El otro era un negro decrépito al que parecía venir grande la ropa. El pelo
blanco de borra en contraste con la oscuridad de la piel lo hacía negativo de
fotografía. Si hubiera llevado una trompeta en la mano se confundiría con un
anciano jazzman. El de la coleta amagó un golpe de broma sobre la barriga del
barbablanca.
—Eh,
deja el boxeo para luego. No perdamos tiempo y vamos cuando queráis.
—Tranquilo, tenemos toda la
noche ¿Salió bien lo tuyo?
—Perfecto.
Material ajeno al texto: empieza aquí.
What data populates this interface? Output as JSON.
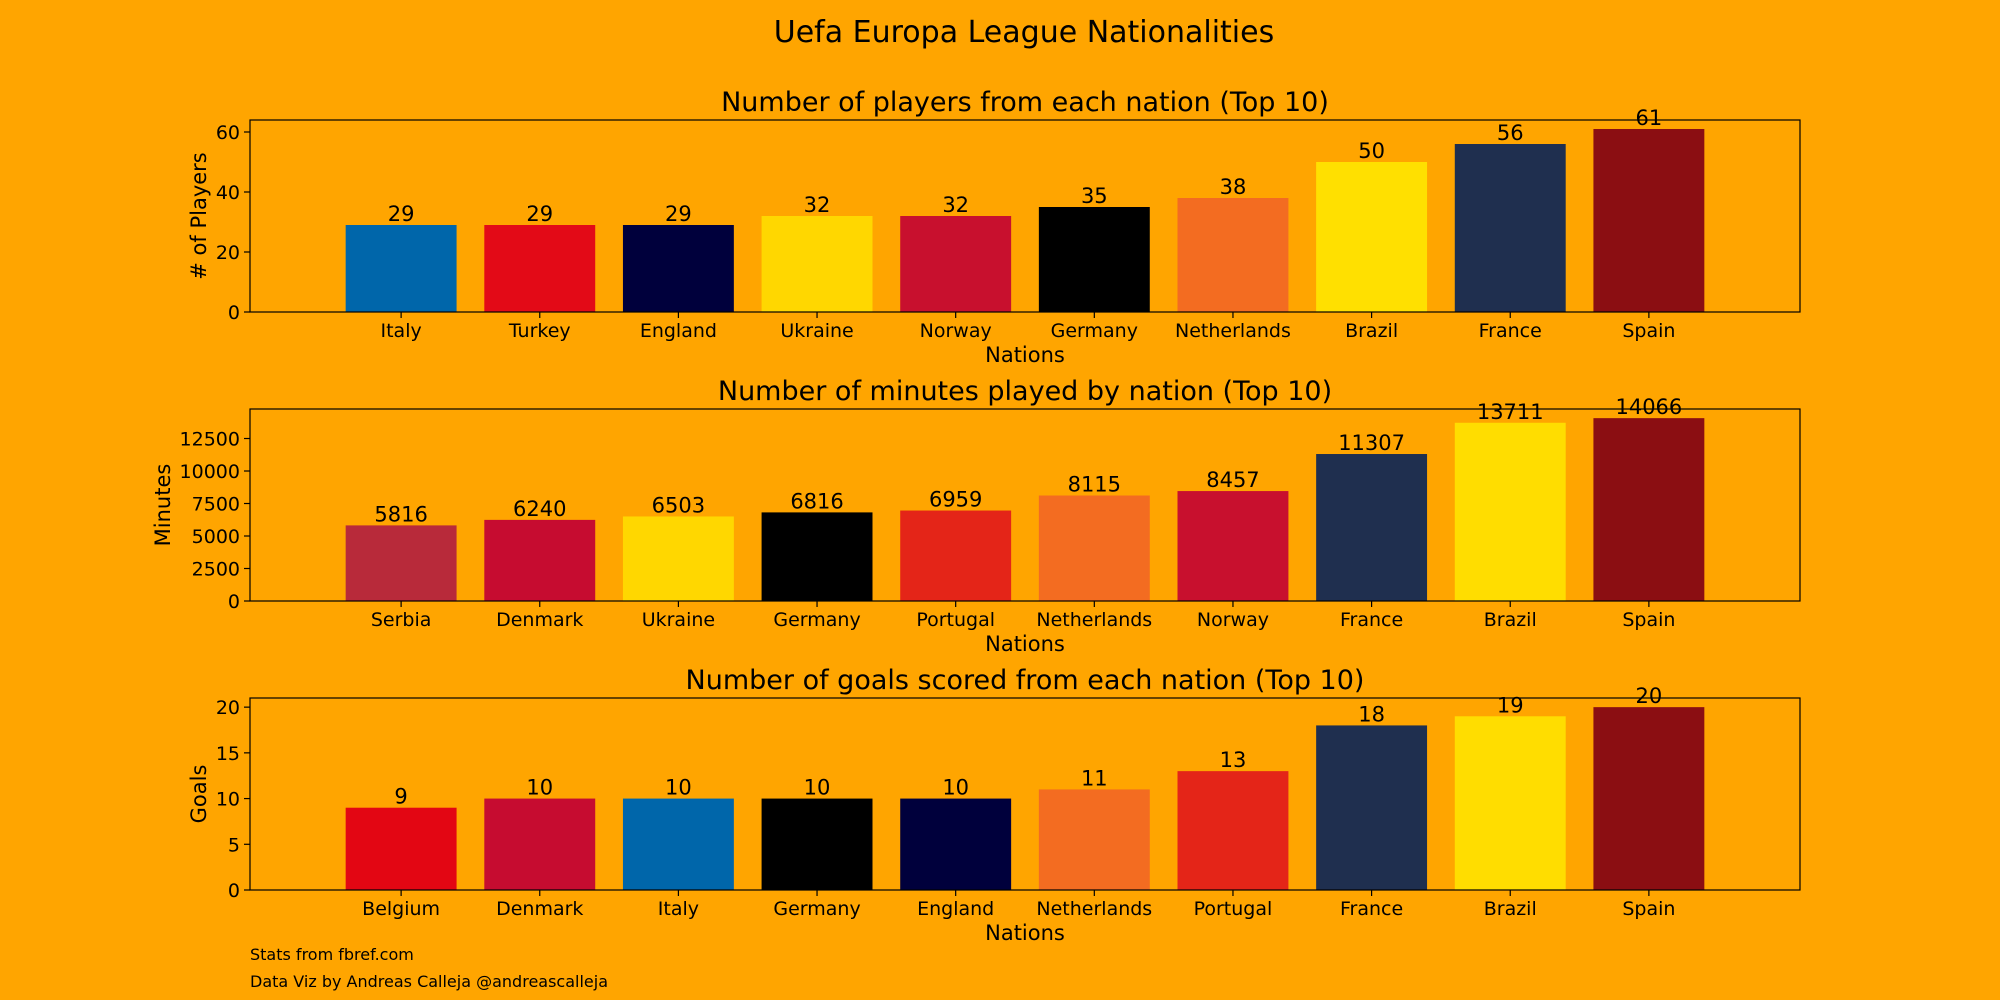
{
  "figure": {
    "title": "Uefa Europa League Nationalities",
    "credits": [
      "Stats from fbref.com",
      "Data Viz by Andreas Calleja @andreascalleja"
    ],
    "background": "#FFA500"
  },
  "chart_data": [
    {
      "type": "bar",
      "title": "Number of players from each nation (Top 10)",
      "xlabel": "Nations",
      "ylabel": "# of Players",
      "ylim": [
        0,
        64
      ],
      "yticks": [
        0,
        20,
        40,
        60
      ],
      "grid": false,
      "categories": [
        "Italy",
        "Turkey",
        "England",
        "Ukraine",
        "Norway",
        "Germany",
        "Netherlands",
        "Brazil",
        "France",
        "Spain"
      ],
      "values": [
        29,
        29,
        29,
        32,
        32,
        35,
        38,
        50,
        56,
        61
      ],
      "colors": [
        "#0066AA",
        "#E30A17",
        "#00003C",
        "#FFD700",
        "#C8102E",
        "#000000",
        "#F36C21",
        "#FFE000",
        "#1F2F4F",
        "#8B0E12"
      ]
    },
    {
      "type": "bar",
      "title": "Number of minutes played by nation (Top 10)",
      "xlabel": "Nations",
      "ylabel": "Minutes",
      "ylim": [
        0,
        14770
      ],
      "yticks": [
        0,
        2500,
        5000,
        7500,
        10000,
        12500
      ],
      "grid": false,
      "categories": [
        "Serbia",
        "Denmark",
        "Ukraine",
        "Germany",
        "Portugal",
        "Netherlands",
        "Norway",
        "France",
        "Brazil",
        "Spain"
      ],
      "values": [
        5816,
        6240,
        6503,
        6816,
        6959,
        8115,
        8457,
        11307,
        13711,
        14066
      ],
      "colors": [
        "#B82A3A",
        "#C60C30",
        "#FFD700",
        "#000000",
        "#E42518",
        "#F36C21",
        "#C8102E",
        "#1F2F4F",
        "#FFDD00",
        "#8B0E12"
      ]
    },
    {
      "type": "bar",
      "title": "Number of goals scored from each nation (Top 10)",
      "xlabel": "Nations",
      "ylabel": "Goals",
      "ylim": [
        0,
        21
      ],
      "yticks": [
        0,
        5,
        10,
        15,
        20
      ],
      "grid": false,
      "categories": [
        "Belgium",
        "Denmark",
        "Italy",
        "Germany",
        "England",
        "Netherlands",
        "Portugal",
        "France",
        "Brazil",
        "Spain"
      ],
      "values": [
        9,
        10,
        10,
        10,
        10,
        11,
        13,
        18,
        19,
        20
      ],
      "colors": [
        "#E30613",
        "#C60C30",
        "#0066AA",
        "#000000",
        "#00003C",
        "#F36C21",
        "#E42518",
        "#1F2F4F",
        "#FFDD00",
        "#8B0E12"
      ]
    }
  ]
}
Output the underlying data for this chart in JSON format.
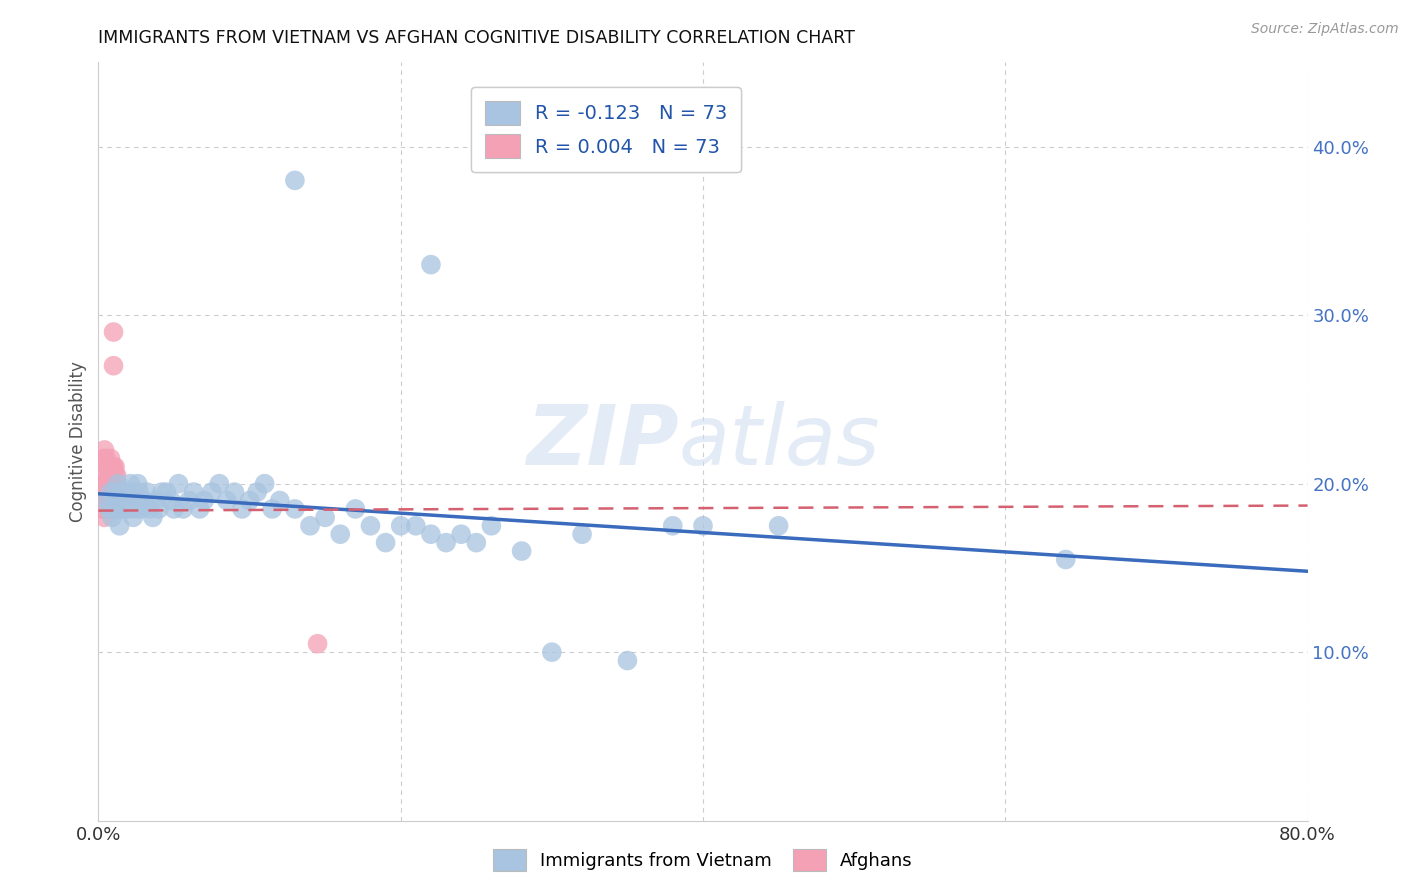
{
  "title": "IMMIGRANTS FROM VIETNAM VS AFGHAN COGNITIVE DISABILITY CORRELATION CHART",
  "source": "Source: ZipAtlas.com",
  "ylabel": "Cognitive Disability",
  "xlim": [
    0,
    0.8
  ],
  "ylim": [
    0,
    0.45
  ],
  "yticks_right": [
    0.1,
    0.2,
    0.3,
    0.4
  ],
  "ytick_labels_right": [
    "10.0%",
    "20.0%",
    "30.0%",
    "40.0%"
  ],
  "watermark_zip": "ZIP",
  "watermark_atlas": "atlas",
  "color_vietnam": "#a8c4e0",
  "color_afghan": "#f4a0b5",
  "color_trend_vietnam": "#3a6bbd",
  "color_trend_afghan": "#d46070",
  "legend_label1": "Immigrants from Vietnam",
  "legend_label2": "Afghans",
  "R_vietnam": -0.123,
  "R_afghan": 0.004,
  "N": 73,
  "trend_viet_x0": 0.0,
  "trend_viet_y0": 0.194,
  "trend_viet_x1": 0.8,
  "trend_viet_y1": 0.148,
  "trend_afghan_x0": 0.0,
  "trend_afghan_y0": 0.184,
  "trend_afghan_x1": 0.8,
  "trend_afghan_y1": 0.187,
  "vietnam_x": [
    0.005,
    0.007,
    0.008,
    0.009,
    0.01,
    0.011,
    0.012,
    0.013,
    0.014,
    0.015,
    0.016,
    0.017,
    0.018,
    0.019,
    0.02,
    0.021,
    0.022,
    0.023,
    0.024,
    0.025,
    0.026,
    0.027,
    0.028,
    0.03,
    0.032,
    0.034,
    0.036,
    0.038,
    0.04,
    0.042,
    0.045,
    0.048,
    0.05,
    0.053,
    0.056,
    0.06,
    0.063,
    0.067,
    0.07,
    0.075,
    0.08,
    0.085,
    0.09,
    0.095,
    0.1,
    0.105,
    0.11,
    0.115,
    0.12,
    0.13,
    0.14,
    0.15,
    0.16,
    0.17,
    0.18,
    0.19,
    0.2,
    0.21,
    0.22,
    0.23,
    0.24,
    0.25,
    0.26,
    0.28,
    0.3,
    0.32,
    0.35,
    0.38,
    0.4,
    0.45,
    0.64,
    0.13,
    0.22
  ],
  "vietnam_y": [
    0.19,
    0.185,
    0.195,
    0.18,
    0.185,
    0.19,
    0.195,
    0.2,
    0.175,
    0.185,
    0.19,
    0.195,
    0.185,
    0.19,
    0.185,
    0.2,
    0.195,
    0.18,
    0.185,
    0.19,
    0.2,
    0.195,
    0.185,
    0.19,
    0.195,
    0.185,
    0.18,
    0.19,
    0.185,
    0.195,
    0.195,
    0.19,
    0.185,
    0.2,
    0.185,
    0.19,
    0.195,
    0.185,
    0.19,
    0.195,
    0.2,
    0.19,
    0.195,
    0.185,
    0.19,
    0.195,
    0.2,
    0.185,
    0.19,
    0.185,
    0.175,
    0.18,
    0.17,
    0.185,
    0.175,
    0.165,
    0.175,
    0.175,
    0.17,
    0.165,
    0.17,
    0.165,
    0.175,
    0.16,
    0.1,
    0.17,
    0.095,
    0.175,
    0.175,
    0.175,
    0.155,
    0.38,
    0.33
  ],
  "afghan_x": [
    0.003,
    0.004,
    0.005,
    0.006,
    0.007,
    0.008,
    0.009,
    0.01,
    0.011,
    0.012,
    0.003,
    0.004,
    0.005,
    0.006,
    0.007,
    0.008,
    0.009,
    0.01,
    0.011,
    0.012,
    0.003,
    0.004,
    0.005,
    0.006,
    0.007,
    0.008,
    0.009,
    0.01,
    0.011,
    0.012,
    0.003,
    0.004,
    0.005,
    0.006,
    0.007,
    0.008,
    0.009,
    0.01,
    0.011,
    0.012,
    0.003,
    0.004,
    0.005,
    0.006,
    0.007,
    0.008,
    0.009,
    0.01,
    0.011,
    0.012,
    0.003,
    0.004,
    0.005,
    0.006,
    0.007,
    0.008,
    0.009,
    0.01,
    0.011,
    0.012,
    0.003,
    0.004,
    0.005,
    0.006,
    0.007,
    0.008,
    0.009,
    0.01,
    0.011,
    0.012,
    0.01,
    0.145,
    0.01
  ],
  "afghan_y": [
    0.19,
    0.185,
    0.195,
    0.185,
    0.19,
    0.185,
    0.195,
    0.19,
    0.185,
    0.19,
    0.195,
    0.185,
    0.19,
    0.195,
    0.185,
    0.19,
    0.195,
    0.185,
    0.19,
    0.195,
    0.185,
    0.18,
    0.19,
    0.185,
    0.195,
    0.185,
    0.19,
    0.185,
    0.19,
    0.185,
    0.2,
    0.195,
    0.185,
    0.19,
    0.185,
    0.195,
    0.19,
    0.185,
    0.19,
    0.195,
    0.185,
    0.195,
    0.19,
    0.185,
    0.19,
    0.185,
    0.2,
    0.195,
    0.185,
    0.19,
    0.195,
    0.22,
    0.215,
    0.21,
    0.205,
    0.215,
    0.21,
    0.205,
    0.21,
    0.205,
    0.215,
    0.2,
    0.205,
    0.195,
    0.21,
    0.205,
    0.195,
    0.21,
    0.205,
    0.2,
    0.29,
    0.105,
    0.27
  ]
}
Tuve que emplear el
lenguaje duro porque es al que está acostumbrada. De otra forma se hubiera
asustado. Al final se tragó el anzuelo del somnífero. Hubiera sido mejor darle
un baño caliente pero temí espabilarla. De todas formas he dejado una nota en
la mesilla. Ya la leerá mañana cuando despierte. ¿Y lo vuestro?
—Bien, todo bien también. Bueno,
éste como siempre, quejándose de no ir en coche, ya sabes.
—Tengo uno en el garaje de
aquí, si queréis...
—Deja, ya sabes que le
conviene moverse.
—Ay, zeñó, zeñó... Tóooa la
santa noche cami'ando y cami'ando.
Echaron a andar mientras el barbablanca
charlaba con el de la coleta. El negro se fue adelantando calle abajo.
Barbablanca miró hacia arriba y comprobó el resplandor tenue que salía de una
ventana. La señaló a su compañero.
—Pobrecilla.
Un pijama de niña, una cama calentita, que la arropasen y que le dieran un beso
de buenas noches. Era todo cuanto quería. Pobre, pobre chiquilla.
—Sí, pobre gente toda. Más de
dos mil años visitándolos y siguen igual, empeñados en la infelicidad.
—Llegó a confundirme con él.
Es increíble que soporten su ridícula campanita y su jojojó. No lo habréis
visto, ¿verdad?
—Ni olerlo. Nos hemos
adelantado a su zona.
—El caso es que el trabajo se
nos acumula con esto de la nueva campaña de re-captación. La cuestión es
restarle clientela, ya lo sé, pero me siento raro trabajando hoy.
—Bah, un día de más qué
importa... Eh, mira ése la marcha que ha cogido... ¡Eh, negrito, no te
adelantes tanto!... "Mami qué será lo que quiere el neeegroo... Mami que
será lo que quiere el neeegrooo..." ¡Espéranos, hombre!
—Déjate, déjate que ya sabes
el pronto que tiene.
El negro desapareció al doblar
una esquina. Segundos después sucedió lo mismo con el de la coleta y
barbablanca, pero antes volvió a mirar hacia la ventana levemente iluminada. Silencio.
Cuando alcanzaron al negro, una estrella fugaz rasgó el cielo y por todo
rastro, flotando en el aire, quedó tras ellos un finísimo polvo de oro.